Entretien avec Joann Sfar qui signe le septième tome des aventures du Chat du Rabbin, un album plus grave qui observe les dissensions religieuses avec finesse...
- Joann Sfar Dessinateur, auteur de bande dessinée, et réalisateur
Vendredi BD dans le Réveil culturel, avec :
Joann Sfar, auteur de BD, pour Le Chat du Rabbin tome 7, La tour de Babel-Oued, aux éditions Dargaud, collection Poisson Pilote.
Ce septième tome des aventures du Chat du Rabbin s'ancre à Alger dans les années 30, quand les communautés juives et musulmanes vivant dans la Casbah se trouvent ostracisées par la communauté européenne dominante. La mosquée se trouvant inondée, l'imam et le rabbin trouvent un terrain d'entente afin que tout le monde vienne prier à la synagogue.
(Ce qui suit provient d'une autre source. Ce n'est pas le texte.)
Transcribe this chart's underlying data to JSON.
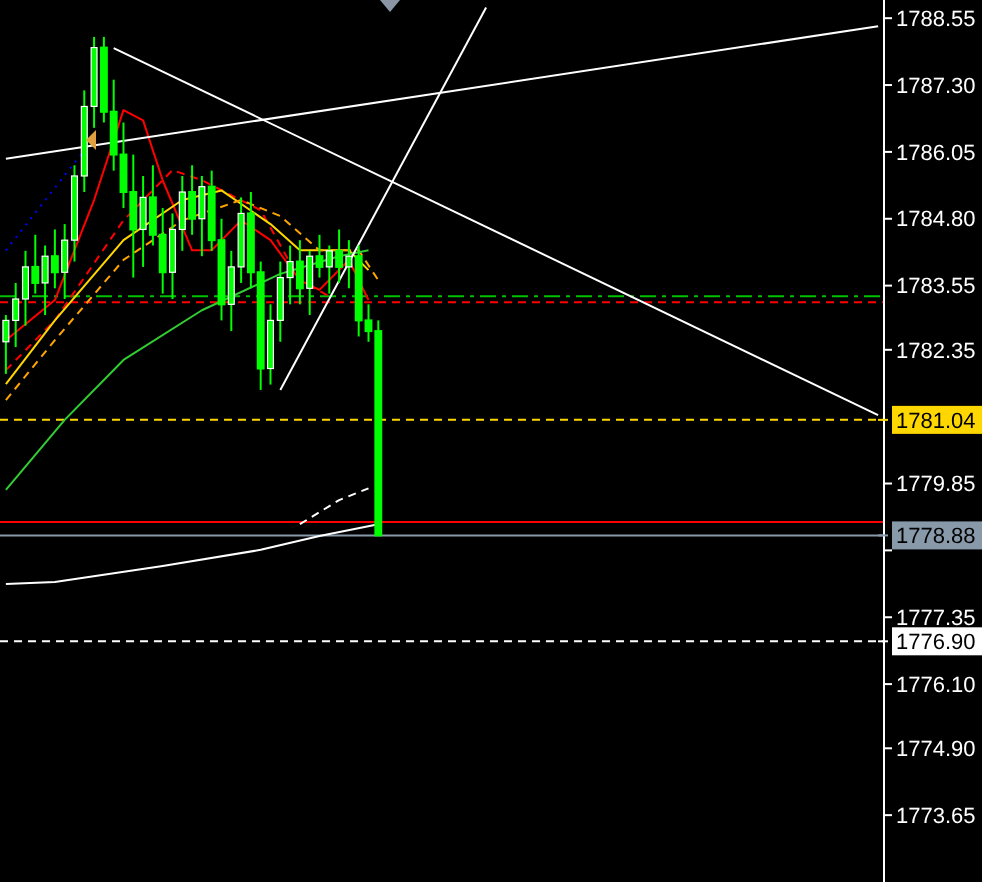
{
  "chart_data": {
    "type": "candlestick",
    "tick_labels": "y",
    "grid": false,
    "categories": [
      null,
      null,
      null,
      null,
      null,
      null,
      null,
      null,
      null,
      null,
      null,
      null,
      null,
      null,
      null,
      null,
      null,
      null,
      null,
      null,
      null,
      null,
      null,
      null,
      null,
      null,
      null,
      null,
      null,
      null,
      null,
      null,
      null,
      null,
      null,
      null,
      null,
      null,
      null,
      null,
      null,
      null,
      null,
      null,
      null,
      null,
      null,
      null,
      null,
      null,
      null,
      null,
      null,
      null,
      null,
      null,
      null,
      null,
      null,
      null,
      null,
      null,
      null,
      null,
      null,
      null,
      null,
      null,
      null,
      null,
      null,
      null,
      null,
      null,
      null,
      null,
      null,
      null,
      null,
      null,
      null,
      null,
      null,
      null,
      null,
      null,
      null,
      null,
      null,
      null
    ],
    "ohlc": [
      [
        1782.5,
        1783.0,
        1781.9,
        1782.9
      ],
      [
        1782.9,
        1783.6,
        1782.4,
        1783.3
      ],
      [
        1783.3,
        1784.2,
        1782.8,
        1783.9
      ],
      [
        1783.9,
        1784.5,
        1783.4,
        1783.6
      ],
      [
        1783.6,
        1784.3,
        1783.0,
        1784.1
      ],
      [
        1784.1,
        1784.6,
        1783.5,
        1783.8
      ],
      [
        1783.8,
        1784.7,
        1783.3,
        1784.4
      ],
      [
        1784.4,
        1785.8,
        1784.0,
        1785.6
      ],
      [
        1785.6,
        1787.2,
        1785.3,
        1786.9
      ],
      [
        1786.9,
        1788.2,
        1786.5,
        1788.0
      ],
      [
        1788.0,
        1788.2,
        1786.6,
        1786.8
      ],
      [
        1786.8,
        1787.4,
        1785.7,
        1786.0
      ],
      [
        1786.0,
        1786.6,
        1785.0,
        1785.3
      ],
      [
        1785.3,
        1786.0,
        1783.7,
        1784.6
      ],
      [
        1784.6,
        1785.6,
        1783.9,
        1785.2
      ],
      [
        1785.2,
        1785.8,
        1784.3,
        1784.5
      ],
      [
        1784.5,
        1785.0,
        1783.4,
        1783.8
      ],
      [
        1783.8,
        1784.9,
        1783.3,
        1784.6
      ],
      [
        1784.6,
        1785.6,
        1784.2,
        1785.3
      ],
      [
        1785.3,
        1785.8,
        1784.5,
        1784.8
      ],
      [
        1784.8,
        1785.6,
        1784.1,
        1785.4
      ],
      [
        1785.4,
        1785.7,
        1784.2,
        1784.4
      ],
      [
        1784.4,
        1784.8,
        1782.9,
        1783.2
      ],
      [
        1783.2,
        1784.2,
        1782.7,
        1783.9
      ],
      [
        1783.9,
        1785.2,
        1783.6,
        1784.9
      ],
      [
        1784.9,
        1785.3,
        1783.5,
        1783.8
      ],
      [
        1783.8,
        1784.0,
        1781.6,
        1782.0
      ],
      [
        1782.0,
        1783.2,
        1781.7,
        1782.9
      ],
      [
        1782.9,
        1784.0,
        1782.5,
        1783.7
      ],
      [
        1783.7,
        1784.3,
        1783.2,
        1784.0
      ],
      [
        1784.0,
        1784.4,
        1783.2,
        1783.5
      ],
      [
        1783.5,
        1784.2,
        1783.0,
        1784.1
      ],
      [
        1784.1,
        1784.5,
        1783.7,
        1783.9
      ],
      [
        1783.9,
        1784.3,
        1783.4,
        1784.2
      ],
      [
        1784.2,
        1784.6,
        1783.6,
        1783.9
      ],
      [
        1783.9,
        1784.4,
        1783.5,
        1784.1
      ],
      [
        1784.1,
        1784.3,
        1782.6,
        1782.9
      ],
      [
        1782.9,
        1783.2,
        1782.5,
        1782.7
      ],
      [
        1782.7,
        1782.9,
        1778.88,
        1778.88
      ],
      null,
      null,
      null,
      null,
      null,
      null,
      null,
      null,
      null,
      null,
      null,
      null,
      null,
      null,
      null,
      null,
      null,
      null,
      null,
      null,
      null,
      null,
      null,
      null,
      null,
      null,
      null,
      null,
      null,
      null,
      null,
      null,
      null,
      null,
      null,
      null,
      null,
      null,
      null,
      null,
      null,
      null,
      null,
      null,
      null,
      null,
      null,
      null,
      null,
      null,
      null
    ],
    "color": "#00ff00",
    "series": [
      {
        "type": "line",
        "color": "#ff0000",
        "line_style": "solid",
        "values": [
          1782.53,
          null,
          null,
          null,
          null,
          1783.28,
          null,
          null,
          null,
          1785.15,
          null,
          null,
          1786.83,
          null,
          1786.64,
          null,
          1785.52,
          null,
          null,
          1784.21,
          null,
          1784.21,
          null,
          null,
          1784.77,
          null,
          null,
          1784.4,
          null,
          null,
          1783.65,
          null,
          1783.47,
          null,
          null,
          1784.03,
          null,
          1783.28,
          null,
          null,
          null,
          null,
          null,
          null,
          null,
          null,
          null,
          null,
          null,
          null,
          null,
          null,
          null,
          null,
          null,
          null,
          null,
          null,
          null,
          null,
          null,
          null,
          null,
          null,
          null,
          null,
          null,
          null,
          null,
          null,
          null,
          null,
          null,
          null,
          null,
          null,
          null,
          null,
          null,
          null,
          null,
          null,
          null,
          null,
          null,
          null,
          null,
          null,
          null,
          null
        ]
      },
      {
        "type": "line",
        "color": "#ff0000",
        "line_style": "dashed",
        "values": [
          1781.97,
          null,
          null,
          null,
          null,
          1782.9,
          null,
          null,
          null,
          null,
          null,
          null,
          1784.77,
          null,
          null,
          null,
          null,
          1785.71,
          null,
          null,
          1785.52,
          null,
          null,
          null,
          null,
          null,
          1784.96,
          null,
          null,
          null,
          1783.65,
          null,
          null,
          1783.35,
          null,
          null,
          null,
          null,
          null,
          null,
          null,
          null,
          null,
          null,
          null,
          null,
          null,
          null,
          null,
          null,
          null,
          null,
          null,
          null,
          null,
          null,
          null,
          null,
          null,
          null,
          null,
          null,
          null,
          null,
          null,
          null,
          null,
          null,
          null,
          null,
          null,
          null,
          null,
          null,
          null,
          null,
          null,
          null,
          null,
          null,
          null,
          null,
          null,
          null,
          null,
          null,
          null,
          null,
          null,
          null
        ]
      },
      {
        "type": "line",
        "color": "#ffd700",
        "line_style": "solid",
        "values": [
          1781.71,
          null,
          null,
          null,
          null,
          1782.9,
          null,
          null,
          null,
          null,
          null,
          null,
          1784.4,
          null,
          null,
          null,
          null,
          null,
          1785.15,
          null,
          null,
          null,
          1785.33,
          null,
          null,
          null,
          null,
          1784.7,
          null,
          null,
          1784.21,
          null,
          null,
          null,
          null,
          1784.21,
          null,
          1783.84,
          null,
          null,
          null,
          null,
          null,
          null,
          null,
          null,
          null,
          null,
          null,
          null,
          null,
          null,
          null,
          null,
          null,
          null,
          null,
          null,
          null,
          null,
          null,
          null,
          null,
          null,
          null,
          null,
          null,
          null,
          null,
          null,
          null,
          null,
          null,
          null,
          null,
          null,
          null,
          null,
          null,
          null,
          null,
          null,
          null,
          null,
          null,
          null,
          null,
          null,
          null,
          null
        ]
      },
      {
        "type": "line",
        "color": "#ffa500",
        "line_style": "dashed",
        "values": [
          1781.41,
          null,
          null,
          null,
          null,
          1782.53,
          null,
          null,
          null,
          null,
          null,
          null,
          1784.03,
          null,
          null,
          null,
          null,
          null,
          1784.77,
          null,
          null,
          null,
          null,
          null,
          1785.15,
          null,
          null,
          null,
          1784.85,
          null,
          null,
          null,
          1784.21,
          null,
          null,
          null,
          1784.21,
          null,
          1783.65,
          null,
          null,
          null,
          null,
          null,
          null,
          null,
          null,
          null,
          null,
          null,
          null,
          null,
          null,
          null,
          null,
          null,
          null,
          null,
          null,
          null,
          null,
          null,
          null,
          null,
          null,
          null,
          null,
          null,
          null,
          null,
          null,
          null,
          null,
          null,
          null,
          null,
          null,
          null,
          null,
          null,
          null,
          null,
          null,
          null,
          null,
          null,
          null,
          null,
          null,
          null
        ]
      },
      {
        "type": "line",
        "color": "#32cd32",
        "line_style": "solid",
        "values": [
          1779.73,
          null,
          null,
          null,
          null,
          null,
          1781.04,
          null,
          null,
          null,
          null,
          null,
          1782.16,
          null,
          null,
          null,
          null,
          null,
          null,
          null,
          1783.09,
          null,
          null,
          null,
          null,
          null,
          null,
          null,
          1783.77,
          null,
          null,
          null,
          null,
          null,
          1784.1,
          null,
          null,
          1784.21,
          null,
          null,
          null,
          null,
          null,
          null,
          null,
          null,
          null,
          null,
          null,
          null,
          null,
          null,
          null,
          null,
          null,
          null,
          null,
          null,
          null,
          null,
          null,
          null,
          null,
          null,
          null,
          null,
          null,
          null,
          null,
          null,
          null,
          null,
          null,
          null,
          null,
          null,
          null,
          null,
          null,
          null,
          null,
          null,
          null,
          null,
          null,
          null,
          null,
          null,
          null,
          null
        ]
      },
      {
        "type": "line",
        "color": "#ffffff",
        "line_style": "solid",
        "values": [
          1777.97,
          null,
          null,
          null,
          null,
          1778.01,
          null,
          null,
          null,
          null,
          null,
          null,
          null,
          null,
          null,
          null,
          1778.31,
          null,
          null,
          null,
          null,
          null,
          null,
          null,
          null,
          null,
          1778.61,
          null,
          null,
          null,
          null,
          null,
          1778.87,
          null,
          null,
          null,
          null,
          null,
          1779.09,
          null,
          null,
          null,
          null,
          null,
          null,
          null,
          null,
          null,
          null,
          null,
          null,
          null,
          null,
          null,
          null,
          null,
          null,
          null,
          null,
          null,
          null,
          null,
          null,
          null,
          null,
          null,
          null,
          null,
          null,
          null,
          null,
          null,
          null,
          null,
          null,
          null,
          null,
          null,
          null,
          null,
          null,
          null,
          null,
          null,
          null,
          null,
          null,
          null,
          null,
          null
        ]
      },
      {
        "type": "line",
        "color": "#ffffff",
        "line_style": "dashed",
        "values": [
          null,
          null,
          null,
          null,
          null,
          null,
          null,
          null,
          null,
          null,
          null,
          null,
          null,
          null,
          null,
          null,
          null,
          null,
          null,
          null,
          null,
          null,
          null,
          null,
          null,
          null,
          null,
          null,
          null,
          null,
          1779.09,
          null,
          null,
          null,
          1779.54,
          null,
          null,
          1779.76,
          null,
          null,
          null,
          null,
          null,
          null,
          null,
          null,
          null,
          null,
          null,
          null,
          null,
          null,
          null,
          null,
          null,
          null,
          null,
          null,
          null,
          null,
          null,
          null,
          null,
          null,
          null,
          null,
          null,
          null,
          null,
          null,
          null,
          null,
          null,
          null,
          null,
          null,
          null,
          null,
          null,
          null,
          null,
          null,
          null,
          null,
          null,
          null,
          null,
          null,
          null,
          null
        ]
      },
      {
        "type": "line",
        "color": "#0000ff",
        "line_style": "dotted",
        "values": [
          1784.21,
          null,
          null,
          null,
          null,
          null,
          null,
          null,
          1786.08,
          null,
          null,
          null,
          null,
          null,
          null,
          null,
          null,
          null,
          null,
          null,
          null,
          null,
          null,
          null,
          null,
          null,
          null,
          null,
          null,
          null,
          null,
          null,
          null,
          null,
          null,
          null,
          null,
          null,
          null,
          null,
          null,
          null,
          null,
          null,
          null,
          null,
          null,
          null,
          null,
          null,
          null,
          null,
          null,
          null,
          null,
          null,
          null,
          null,
          null,
          null,
          null,
          null,
          null,
          null,
          null,
          null,
          null,
          null,
          null,
          null,
          null,
          null,
          null,
          null,
          null,
          null,
          null,
          null,
          null,
          null,
          null,
          null,
          null,
          null,
          null,
          null,
          null,
          null,
          null,
          null
        ]
      },
      {
        "type": "line",
        "color": "#ffffff",
        "line_style": "solid",
        "values": [
          1785.92,
          null,
          null,
          null,
          null,
          null,
          null,
          null,
          null,
          null,
          null,
          null,
          null,
          null,
          null,
          null,
          null,
          null,
          null,
          null,
          null,
          null,
          null,
          null,
          null,
          null,
          null,
          null,
          null,
          null,
          null,
          null,
          null,
          null,
          null,
          null,
          null,
          null,
          null,
          null,
          null,
          null,
          null,
          null,
          null,
          null,
          null,
          null,
          null,
          null,
          null,
          null,
          null,
          null,
          null,
          null,
          null,
          null,
          null,
          null,
          null,
          null,
          null,
          null,
          null,
          null,
          null,
          null,
          null,
          null,
          null,
          null,
          null,
          null,
          null,
          null,
          null,
          null,
          null,
          null,
          null,
          null,
          null,
          null,
          null,
          null,
          null,
          null,
          null,
          1788.4
        ]
      },
      {
        "type": "line",
        "color": "#ffffff",
        "line_style": "solid",
        "values": [
          null,
          null,
          null,
          null,
          null,
          null,
          null,
          null,
          null,
          null,
          null,
          1787.99,
          null,
          null,
          null,
          null,
          null,
          null,
          null,
          null,
          null,
          null,
          null,
          null,
          null,
          null,
          null,
          null,
          null,
          null,
          null,
          null,
          null,
          null,
          null,
          null,
          null,
          null,
          null,
          null,
          null,
          null,
          null,
          null,
          null,
          null,
          null,
          null,
          null,
          null,
          null,
          null,
          null,
          null,
          null,
          null,
          null,
          null,
          null,
          null,
          null,
          null,
          null,
          null,
          null,
          null,
          null,
          null,
          null,
          null,
          null,
          null,
          null,
          null,
          null,
          null,
          null,
          null,
          null,
          null,
          null,
          null,
          null,
          null,
          null,
          null,
          null,
          null,
          null,
          1781.13
        ]
      },
      {
        "type": "line",
        "color": "#ffffff",
        "line_style": "solid",
        "values": [
          null,
          null,
          null,
          null,
          null,
          null,
          null,
          null,
          null,
          null,
          null,
          null,
          null,
          null,
          null,
          null,
          null,
          null,
          null,
          null,
          null,
          null,
          null,
          null,
          null,
          null,
          null,
          null,
          1781.6,
          null,
          null,
          null,
          null,
          null,
          null,
          null,
          null,
          null,
          null,
          null,
          null,
          null,
          null,
          null,
          null,
          null,
          null,
          null,
          null,
          1788.75,
          null,
          null,
          null,
          null,
          null,
          null,
          null,
          null,
          null,
          null,
          null,
          null,
          null,
          null,
          null,
          null,
          null,
          null,
          null,
          null,
          null,
          null,
          null,
          null,
          null,
          null,
          null,
          null,
          null,
          null,
          null,
          null,
          null,
          null,
          null,
          null,
          null,
          null,
          null,
          null
        ]
      }
    ],
    "ylim": [
      1772.4,
      1788.89
    ],
    "yticks": [
      1773.65,
      {
        "value": 1774.9,
        "label": "1774.90"
      },
      {
        "value": 1776.1,
        "label": "1776.10"
      },
      1777.35,
      {
        "value": 1778.6,
        "label": null
      },
      1779.85,
      1782.35,
      1783.55,
      {
        "value": 1784.8,
        "label": "1784.80"
      },
      1786.05,
      {
        "value": 1787.3,
        "label": "1787.30"
      },
      1788.55
    ],
    "ref_lines": [
      {
        "axis": "y",
        "value": 1783.35,
        "color": "#00c000",
        "line_style": "dashdot"
      },
      {
        "axis": "y",
        "value": 1783.24,
        "color": "#ff0000",
        "line_style": "dashed"
      },
      {
        "axis": "y",
        "value": 1781.04,
        "label": "1781.04",
        "color": "#ffd700",
        "line_style": "dashed"
      },
      {
        "axis": "y",
        "value": 1779.13,
        "color": "#ff0000",
        "line_style": "solid"
      },
      {
        "axis": "y",
        "value": 1778.88,
        "label": "1778.88",
        "color": "#8899aa",
        "line_style": "solid"
      },
      {
        "axis": "y",
        "value": 1776.9,
        "label": "1776.90",
        "color": "#ffffff",
        "line_style": "dashed"
      }
    ]
  }
}
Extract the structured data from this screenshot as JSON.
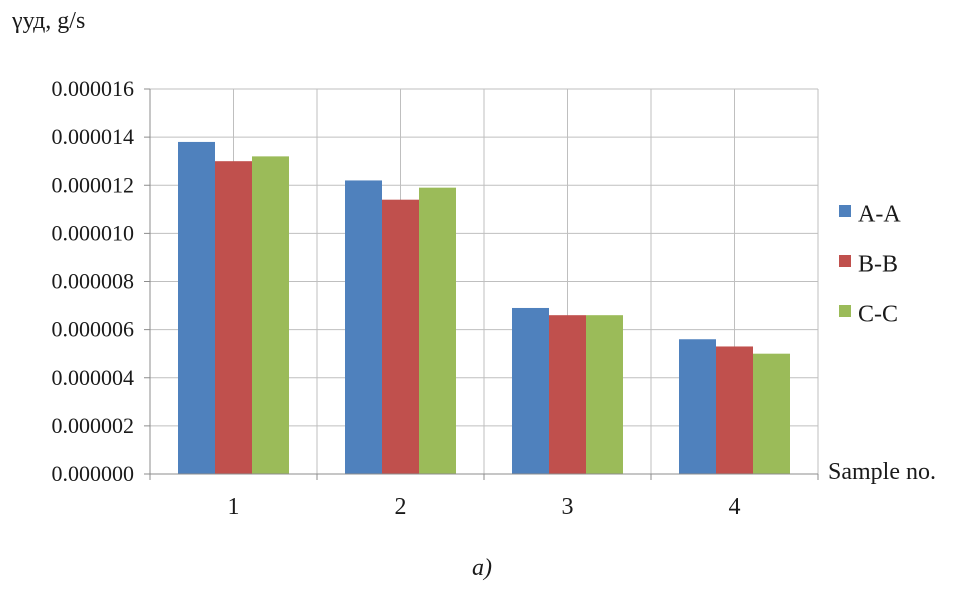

Se crée alors une alliance des juifs et des musulmans qui refusent de prier ensemble... Dans ce dernier conte orientaliste du Chat du Rabbin, Joann Sfar devient l'observateur du monde et du dialogue entre les communautés.
Depuis 18 ans dans le "Chat du Rabbin" je mets des images coloniales au service d’un récit de colonisé, c’est ce qui est peut-être amusant : mes personnages ont été des jouets du colonialisme mais l’imagerie que j’utilise est une imagerie coloniale, celle des "Femmes d’Alger" de Delacroix, de ces intérieurs tellement décorés qu’on dirait Las Vegas…
Ce qui est délicat c’est de garder un imaginaire de voyageur, de migrant ou d’émigré, et en même temps de ne pas sombrer dans un angélisme qui ferait qu’on ne comprendrait pas les réalités d’aujourd’hui, la réponse est forcément complexe… Malgré moi je suis arrivé dans un livre qui est compliqué parce que le sujet est compliqué.
J’ai commencé le "Chat du Rabbin" presque comme un récit pour enfants mais je m’aperçois que dans chaque album j’appuie sur une note de musique différente. Il y a quatre religions d’une certaine façon dans cette histoire : le judaïsme, l’islam, le christianisme et il y en a une autre, c’est l’ivresse. Un personnage fait ce qu’a fait Noé dans la Bible quand il a touché terre après le déluge, il s’enivre. Dans son ébriété, il va avoir une drôle d’idée pour réconcilier tout le monde, il kidnappe le bébé de Zlabya. Tout le monde se réconcilie et il est affligé. Dans les années 80, dans la BD d’Alan Moore, "Watchmen", le seul moyen pour réconcilier l’humanité était de faire croire à une invasion extraterrestre… Pour devenir copain, on a besoin de se dire qu’il y a quelqu’un de plus méchant qui va nous obliger à nous unir. Quand j’en suis à proposer l’ivresse comme solution, peut-être que ça ne va pas très bien…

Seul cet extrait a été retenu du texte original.